AFM had a memorable Super Bowl debut. Its quirky first-quarter ad, which featured a God-like figure and commentary from ex-NFL stars, earned more than 1 billion media impressions and scored the second most social buzz of any Big Game spot (after "Like a Girl" from P&G's Always), according to Adobe Social. On USA Today's Super Bowl Ad Meter, the AFM ad placed 23rd out of 61 commercials. Views of the campaign's various videos across all platforms approached 1.5 million.
Neither client nor agency would discuss what direction the creative might take this time around. GSD&M's chief creative said only that the second Super Bowl push for AFM is "a creative dream" because, when it comes to delivering a brand message to the masses, "there's no greater stage."
Is the team worried about trying to repeat last year's unexpected win?
"Our success does up the ante for performance," Luque said. "But one way to look at it is there is no extra pressure that could ever be put on an event of this magnitude. It is a huge stage, and you have to deliver."
This year's telecast of Super Bowl 49 drew 114.4 million viewers, making the New England Patriots' dramatic win over the Seattle Seahawks the most-watched television broadcast in U.S. history.

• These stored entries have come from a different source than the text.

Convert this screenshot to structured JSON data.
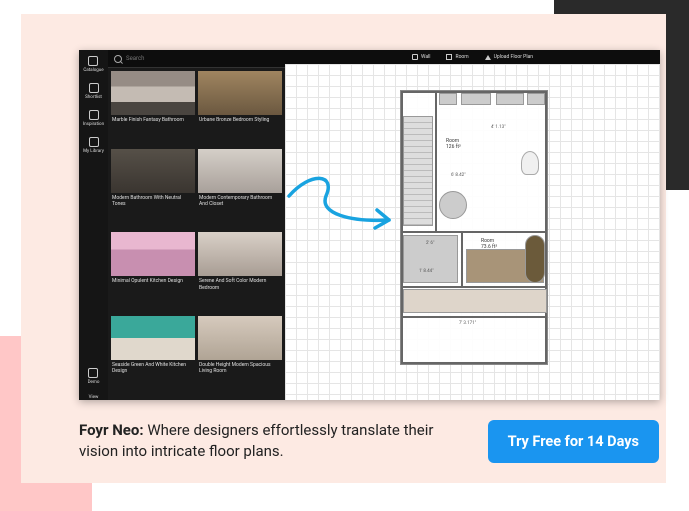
{
  "rail": {
    "items": [
      {
        "label": "Catalogue"
      },
      {
        "label": "Shortlist"
      },
      {
        "label": "Inspiration"
      },
      {
        "label": "My Library"
      }
    ],
    "bottom": [
      {
        "label": "Demo"
      },
      {
        "label": "View"
      }
    ]
  },
  "search": {
    "placeholder": "Search"
  },
  "topbar": {
    "wall": "Wall",
    "room": "Room",
    "upload": "Upload Floor Plan"
  },
  "cards": [
    {
      "title": "Marble Finish Fantasy Bathroom"
    },
    {
      "title": "Urbane Bronze Bedroom Styling"
    },
    {
      "title": "Modern Bathroom With Neutral Tones"
    },
    {
      "title": "Modern Contemporary Bathroom And Closet"
    },
    {
      "title": "Minimal Opulent Kitchen Design"
    },
    {
      "title": "Serene And Soft Color Modern Bedroom"
    },
    {
      "title": "Seaside Green And White Kitchen Design"
    },
    {
      "title": "Double Height Modern Spacious Living Room"
    }
  ],
  "plan": {
    "room1": {
      "name": "Room",
      "dim": "126 ft²"
    },
    "room2": {
      "name": "Room",
      "dim": "73.6 ft²"
    },
    "d1": "4' 1.13\"",
    "d2": "6' 8.42\"",
    "d3": "2' 6\"",
    "d4": "1' 8.44\"",
    "d5": "7' 3.171\""
  },
  "caption": {
    "brand": "Foyr Neo:",
    "text": " Where designers effortlessly translate their vision into intricate floor plans."
  },
  "cta": "Try Free for 14 Days"
}
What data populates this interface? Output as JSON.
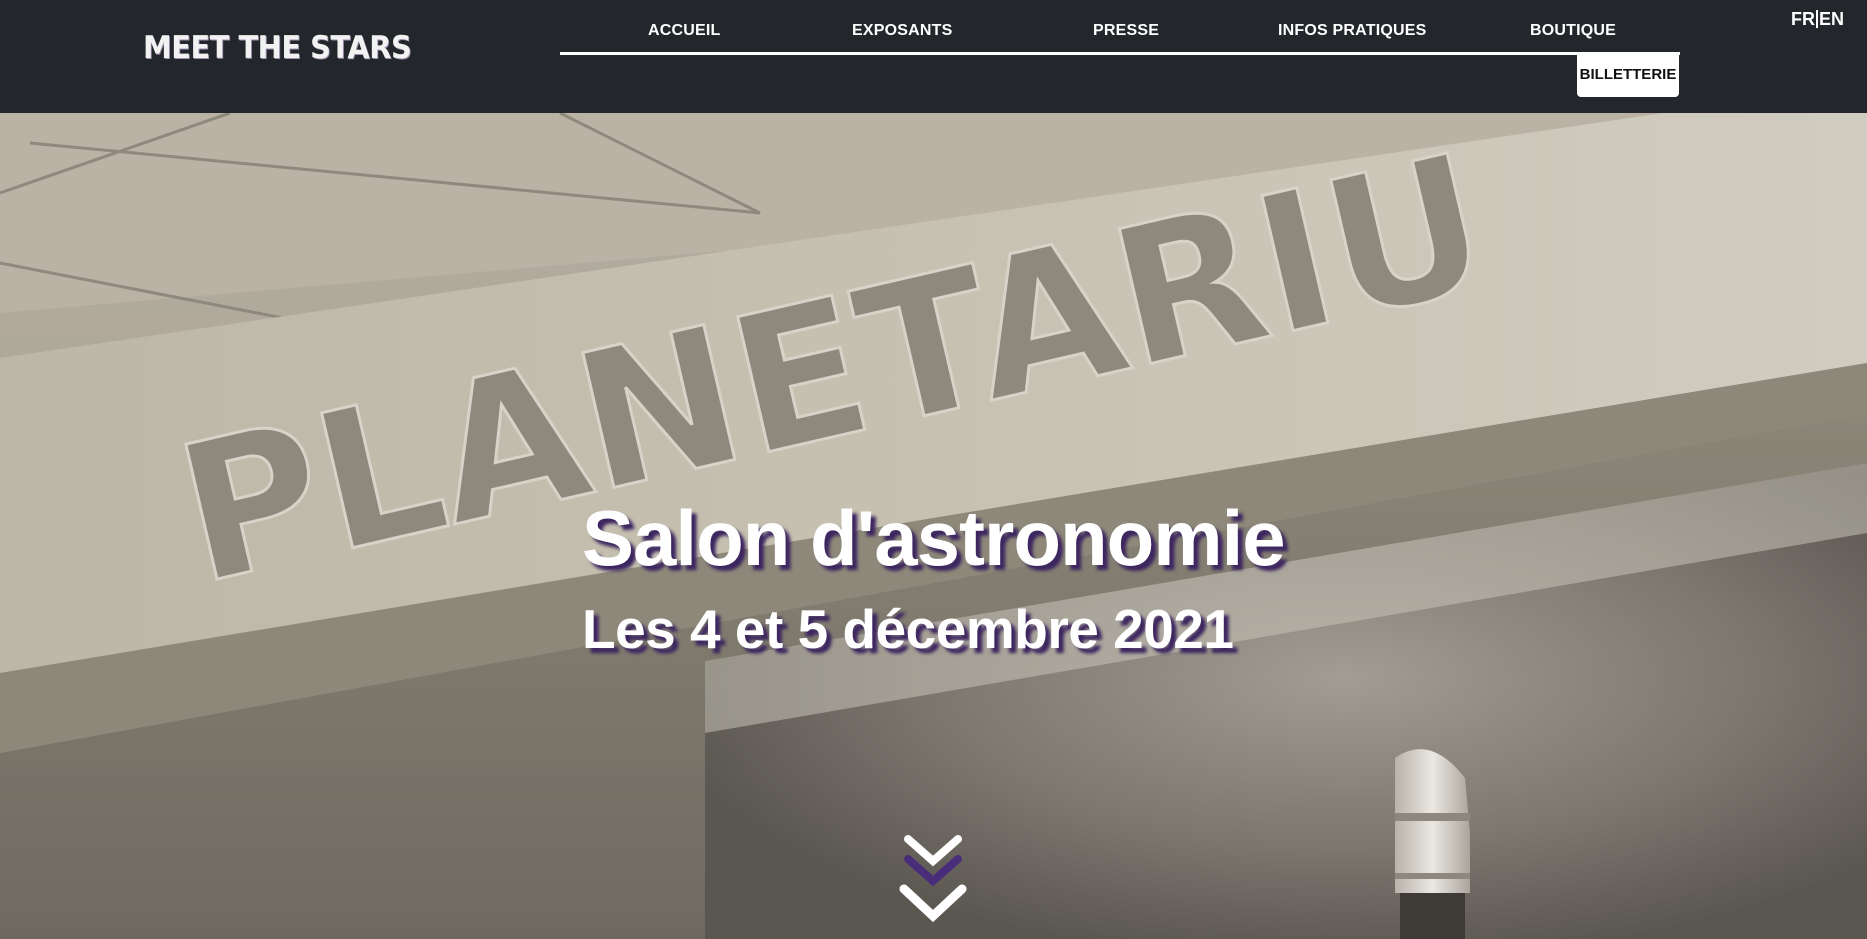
{
  "header": {
    "logo_text": "MEET THE STARS",
    "nav": [
      {
        "label": "ACCUEIL"
      },
      {
        "label": "EXPOSANTS"
      },
      {
        "label": "PRESSE"
      },
      {
        "label": "INFOS PRATIQUES"
      },
      {
        "label": "BOUTIQUE"
      }
    ],
    "ticket_label": "BILLETTERIE",
    "lang": {
      "fr": "FR",
      "en": "EN"
    }
  },
  "hero": {
    "background_sign_text": "PLANETARIU",
    "title": "Salon d'astronomie",
    "subtitle": "Les 4 et 5 décembre 2021",
    "scroll_icon": "double-chevron-down-icon"
  },
  "colors": {
    "header_bg": "#23272b",
    "text_shadow_purple": "#3d2660",
    "accent_purple": "#4a2d7a"
  }
}
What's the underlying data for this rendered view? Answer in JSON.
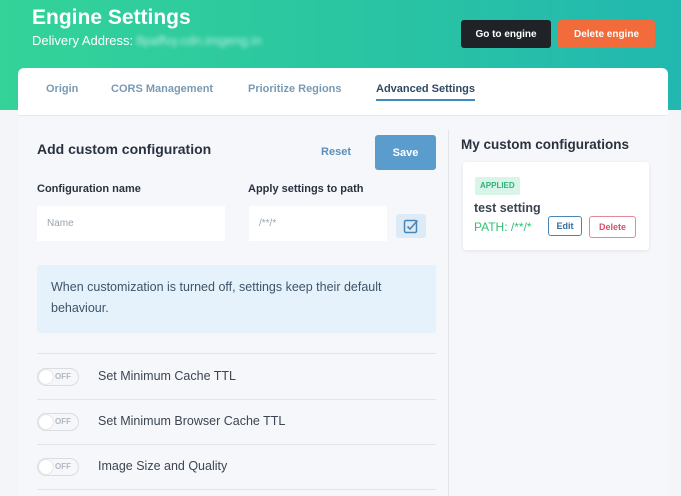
{
  "header": {
    "title": "Engine Settings",
    "delivery_label": "Delivery Address:",
    "delivery_value": "8paffvy.cdn.imgeng.in",
    "go_to_engine": "Go to engine",
    "delete_engine": "Delete engine"
  },
  "tabs": [
    {
      "label": "Origin",
      "active": false
    },
    {
      "label": "CORS Management",
      "active": false
    },
    {
      "label": "Prioritize Regions",
      "active": false
    },
    {
      "label": "Advanced Settings",
      "active": true
    }
  ],
  "custom_config": {
    "title": "Add custom configuration",
    "reset_label": "Reset",
    "save_label": "Save",
    "name_label": "Configuration name",
    "name_placeholder": "Name",
    "path_label": "Apply settings to path",
    "path_placeholder": "/**/*",
    "apply_icon": "checkbox-edit-icon",
    "info_text": "When customization is turned off, settings keep their default behaviour."
  },
  "settings": [
    {
      "label": "Set Minimum Cache TTL",
      "state": "OFF"
    },
    {
      "label": "Set Minimum Browser Cache TTL",
      "state": "OFF"
    },
    {
      "label": "Image Size and Quality",
      "state": "OFF"
    }
  ],
  "my_configs": {
    "title": "My custom configurations",
    "items": [
      {
        "status": "APPLIED",
        "name": "test setting",
        "path": "PATH: /**/*",
        "edit_label": "Edit",
        "delete_label": "Delete"
      }
    ]
  },
  "colors": {
    "brand_green": "#34d399",
    "brand_teal": "#22b8b0",
    "save_blue": "#5a9dcc",
    "delete_orange": "#f26b3a",
    "applied_green": "#2fb37c"
  }
}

For the upcoming game, 30-second ad slots have been selling for $5 million.
Those are imposing numbers, but Avocados From Mexico views the Big Game telecast as one key component in a broader campaign.
"Our focus is on the experience versus just the game," Luque said. "The 30-second ad that you run during the game is critical, but these days, it's part of an overall program across channels that must engage the consumer and drive results for the brand."

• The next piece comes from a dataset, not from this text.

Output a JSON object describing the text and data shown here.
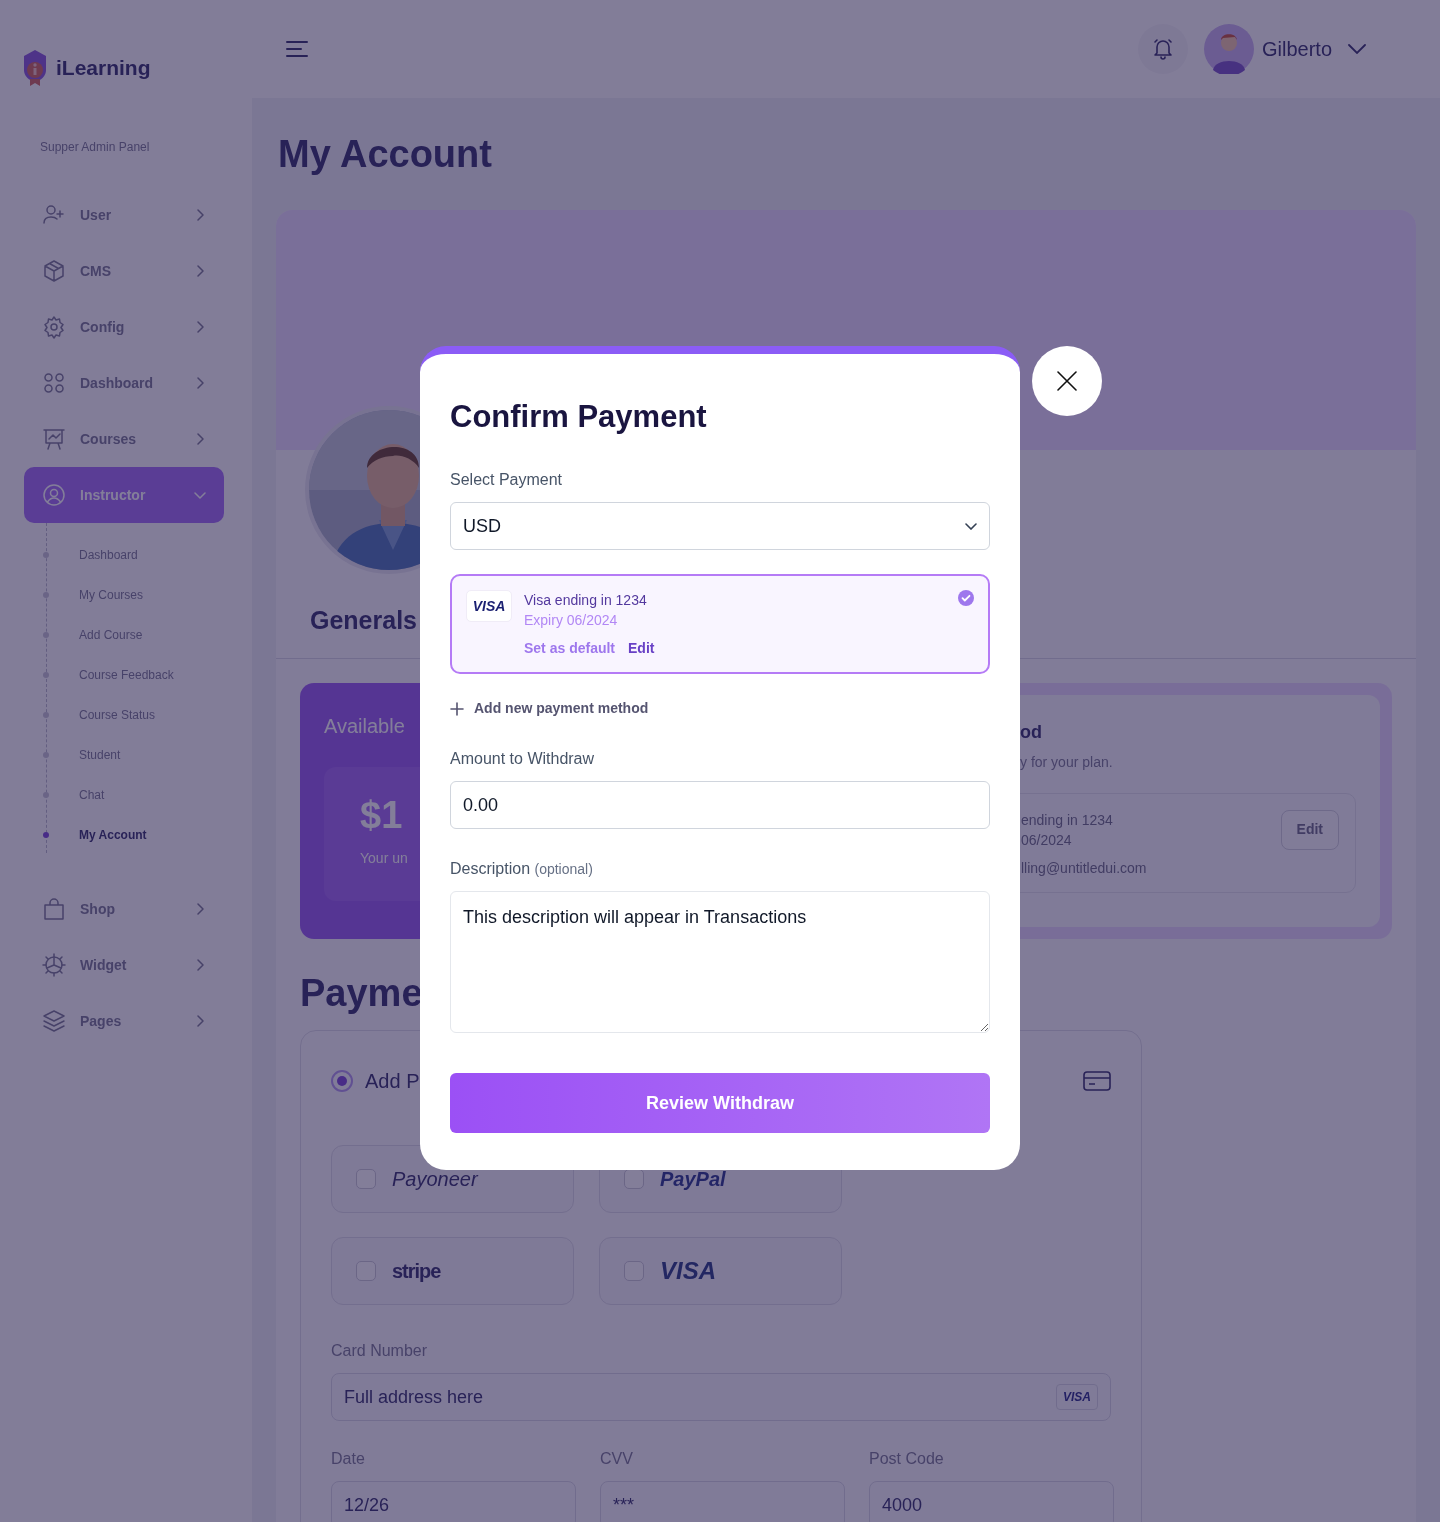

Avocado consumption has increased 35 percent in the past year, and Luque said AFM's Super Bowl appearance played a huge role. All told, the brand holds about 75 percent of the U.S. market. The group's chief rival, the California Avocado Commission, hired Mullen Lowe as its new agency this summer. But given CAC's modest annual ad budget (in the $5 million range), a Super Bowl showdown of avocado growers seems unlikely.